IFAD’s Rural Development Report explores the challenges constraining global food systems transformation for nutritional equity, environmental protection and rural prosperity. It points out that the three are heavily interlinked.

While food production has grown dramatically – in quantity and calories – since the Green Revolutions of the 1960s, this has been accompanied by environmental degradation. Globally, foods systems are responsible for 37 per cent of greenhouse gas emissions.

A longstanding focus on providing enough calories instead of balanced nutrition has contributed to a triple burden of nutrition, where societies struggle simultaneously with undernutrition, overnutrition and micronutrient deficiency.

About 3.4 billion people live in rural areas of developing countries, where smallholder farmers are responsible for 60–80 per cent of food produced. Most are extremely or moderately poor. Without adequate rural livelihoods, they risk further poverty and food insecurity.

The three challenges to food systems transformation are tied up in issues related to unequal food market competition, dependency on food income and food loss and waste.

Finding solutions

To transform our food systems, we must enhance the productivity of small-scale farmers within planetary boundaries, and move towards diversified agricultural production by adopting nature-based and knowledge-based agriculture: agroecology, with sustainable intensification, and the use of technology to make informed choices.

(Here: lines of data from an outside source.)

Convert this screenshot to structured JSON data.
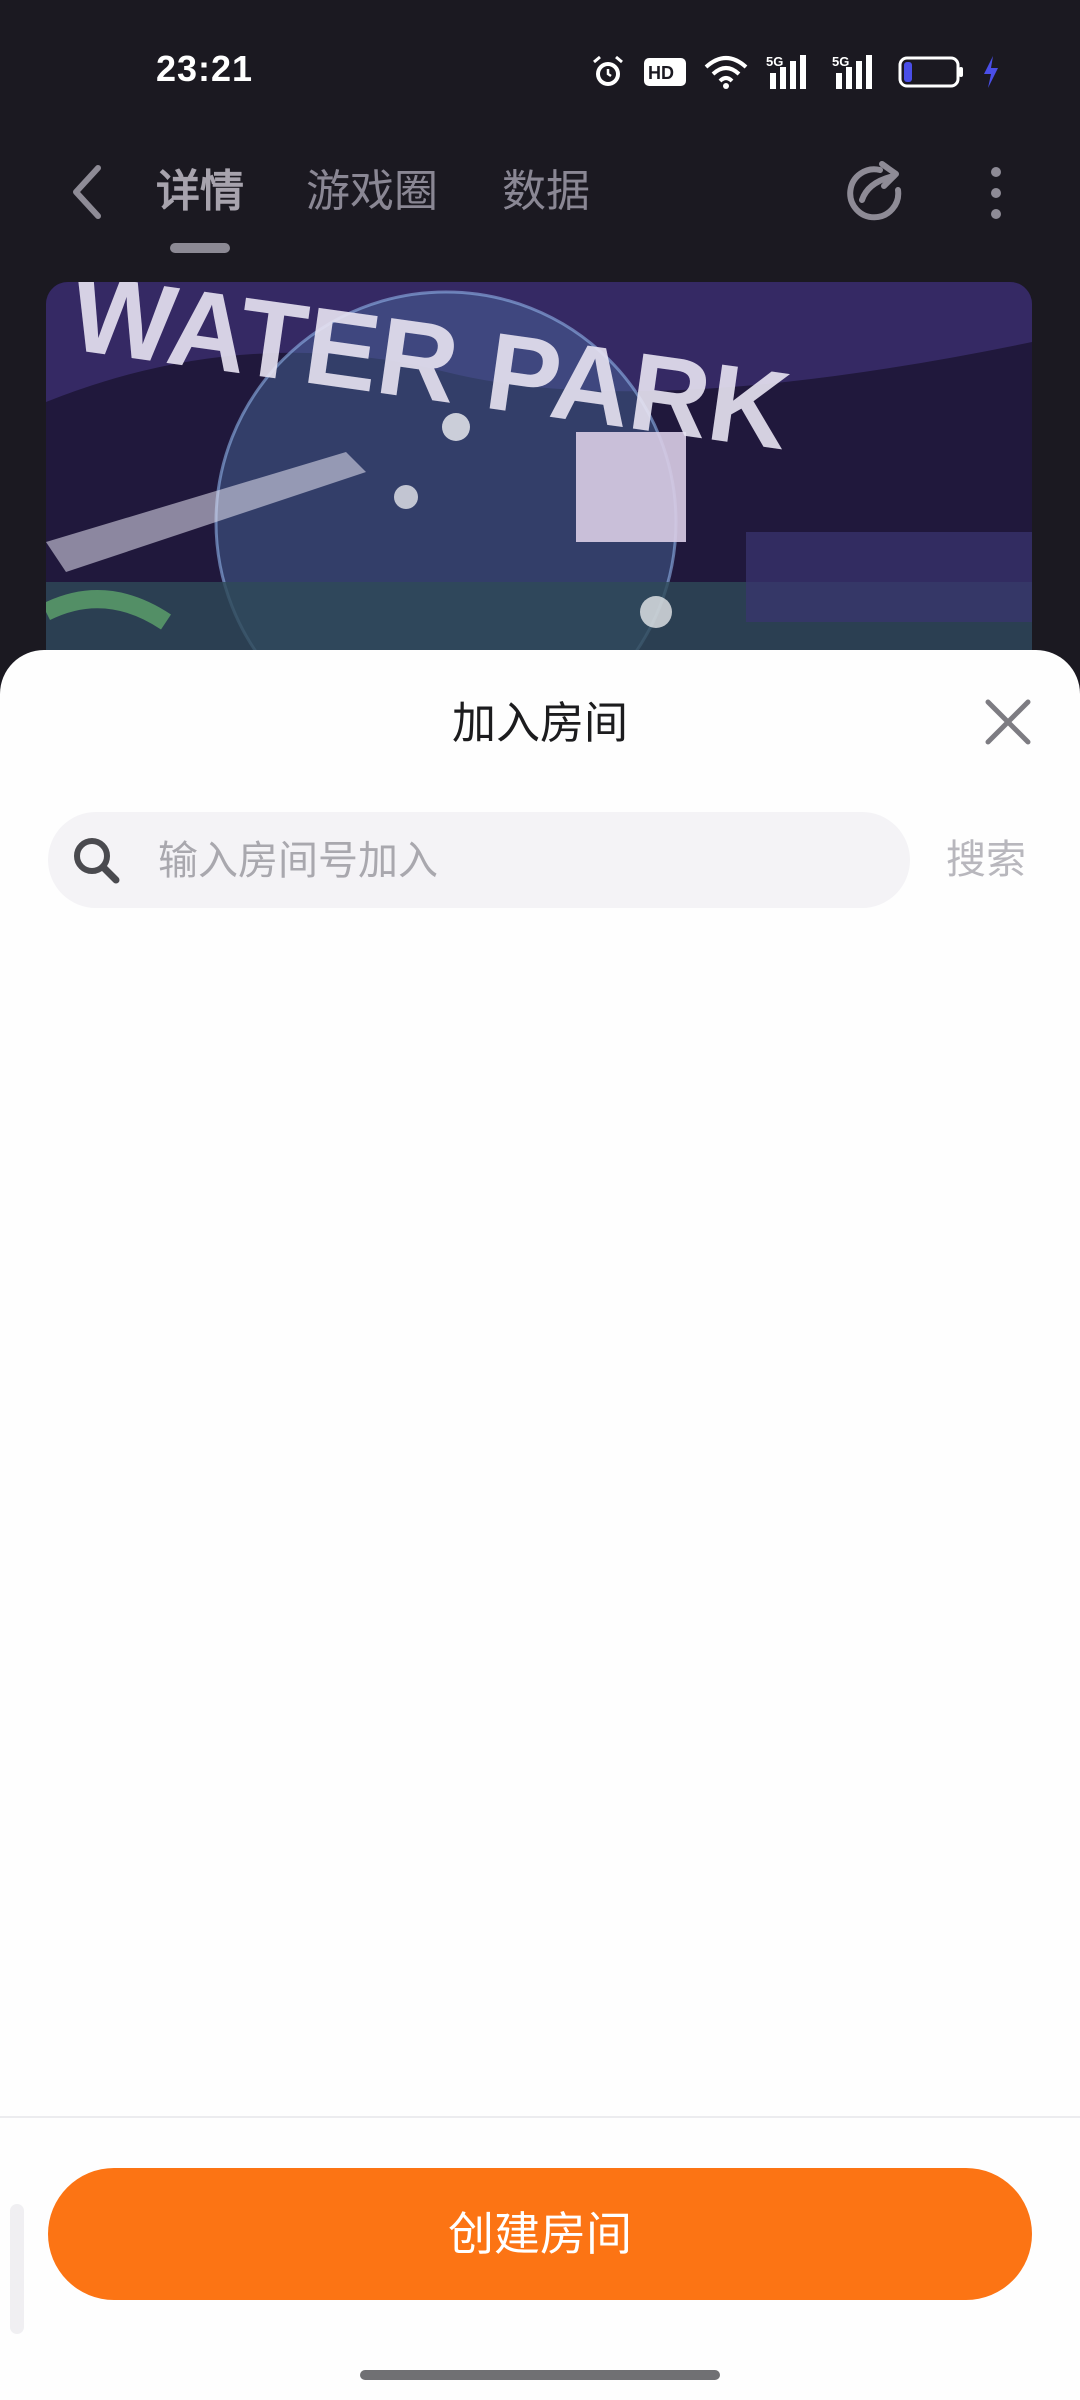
{
  "status_bar": {
    "time": "23:21",
    "icons": [
      "alarm-icon",
      "hd-icon",
      "wifi-icon",
      "signal-5g-icon",
      "signal-5g-icon",
      "battery-icon",
      "charging-icon"
    ],
    "hd_label": "HD",
    "network_1": "5G",
    "network_2": "5G"
  },
  "nav": {
    "tabs": [
      {
        "label": "详情",
        "active": true
      },
      {
        "label": "游戏圈",
        "active": false
      },
      {
        "label": "数据",
        "active": false
      }
    ]
  },
  "banner": {
    "text": "WATER PARK"
  },
  "sheet": {
    "title": "加入房间",
    "search_placeholder": "输入房间号加入",
    "search_button": "搜索",
    "create_button": "创建房间"
  },
  "colors": {
    "accent": "#fc7414",
    "sheet_bg": "#fefefe",
    "search_bg": "#f4f3f6"
  }
}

SME entrepreneurship in the midstream, between farm and consumer, can create inclusive opportunities through employment, livelihood diversification and higher incomes. Entire value chain processes can be upgraded to improve efficiency and profitability and policies instituted that embed responsible investment principles and labour practices, gender equality, environment and climate. Creating opportunities for small-scale entrepreneurs and enterprises, avoiding concentration of power and ownership, and creating ways to access finance, skills-building and business support for entrepreneurship, are also essential.

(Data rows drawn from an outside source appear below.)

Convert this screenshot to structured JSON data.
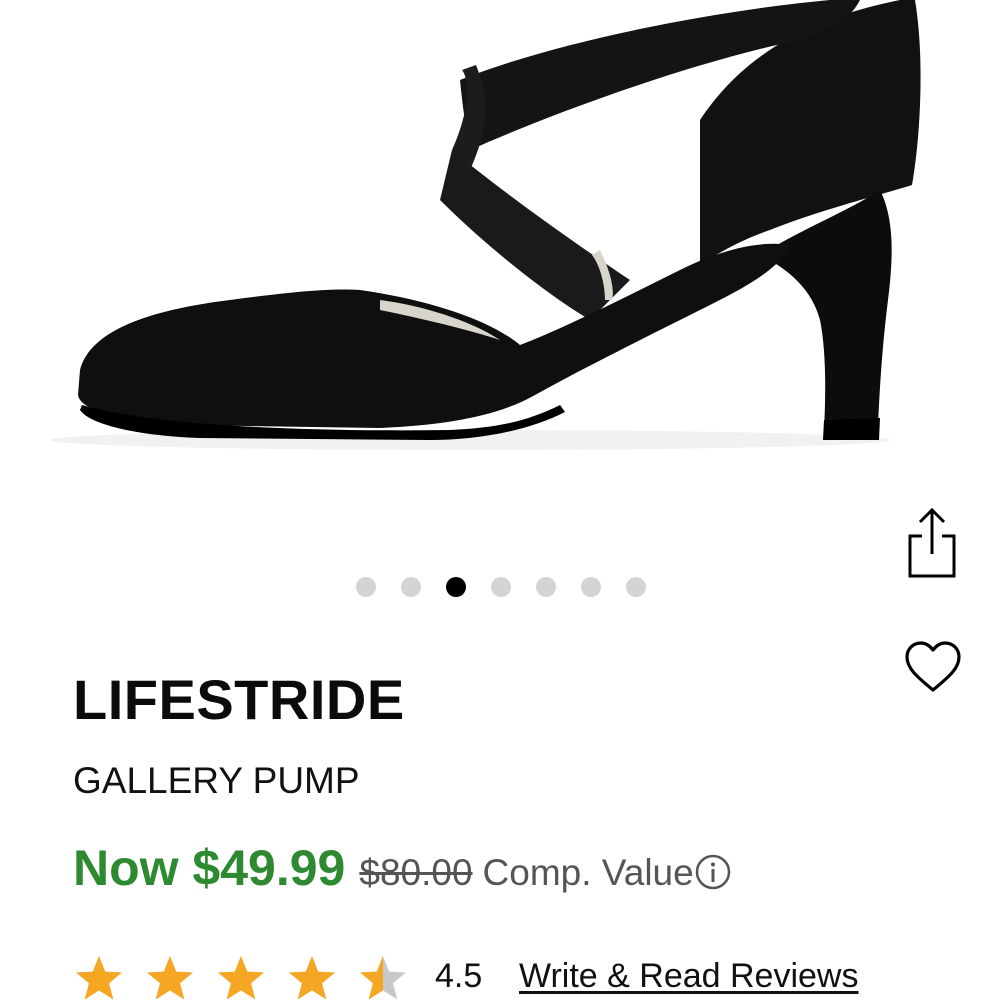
{
  "product": {
    "brand": "LIFESTRIDE",
    "name": "GALLERY PUMP",
    "price_now": "Now $49.99",
    "price_comp": "$80.00",
    "comp_label": "Comp. Value",
    "rating": "4.5",
    "rating_fraction": 0.9,
    "reviews_link": "Write & Read Reviews"
  },
  "carousel": {
    "total_images": 7,
    "active_index": 2
  },
  "icons": {
    "share": "share-icon",
    "favorite": "heart-icon",
    "info": "info-icon",
    "star": "star-icon"
  },
  "colors": {
    "price_green": "#2d8a30",
    "star_gold": "#f5a623",
    "star_empty": "#c8c8c8",
    "dot_active": "#000000",
    "dot_inactive": "#d4d4d4"
  }
}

Finally, social protection is critical for those with less resources. Through a transformative multiplier approach it is possible to stimulate demand for healthy foods alongside social safety net programmes and cash transfers that create purchasing power.

We need a low-carbon economy, with integrated and comprehensive strategies to overcome policy, regulation and financial constraints, to stimulate innovation across our food systems, and drive behaviour change among consumers.

A holistic approach, endorsed and implemented by both private and public stakeholders, can benefit us all, starting from small-scale producers. For this, we need increasing investment in rural infrastructure and innovation, improving food governance, developing capacity, and an ambitious reform agenda which accounts for the hidden environmental, health and poverty costs of our current food systems.

Measure impacts, not performance

What we call “food systems transformation” comprises bundles of investment projects designed, financed and implemented by national governments, donors and development partners. They encompass inputs and production, the transport, processing and manufacturing industries, retail and the consumption of food. Above all, they are contextual: what works in one country, society or geography may not work in another.

By using common metrics for the SDGs and food systems, we can map out causal pathways from project outputs to achieved SDG objectives. In practice, this means moving from performance evaluation, using monitoring and evaluation data, towards impact evaluation, with data collected using experimental or quasi-experimental design.

A world without hunger

As we celebrate World Food Day, it’s time to reflect on the actions we take now to create sustainable and diverse food systems for the future and achieve SDG 2.

To feed the world’s growing population, food production must increase by 20–30 per cent by 2050, and provide the nutrients needed for health and wellbeing. This must be achieved without causing environmental degradation and biodiversity loss. Small-scale producers living in vibrant and productive rural communities are fundamental to this goal.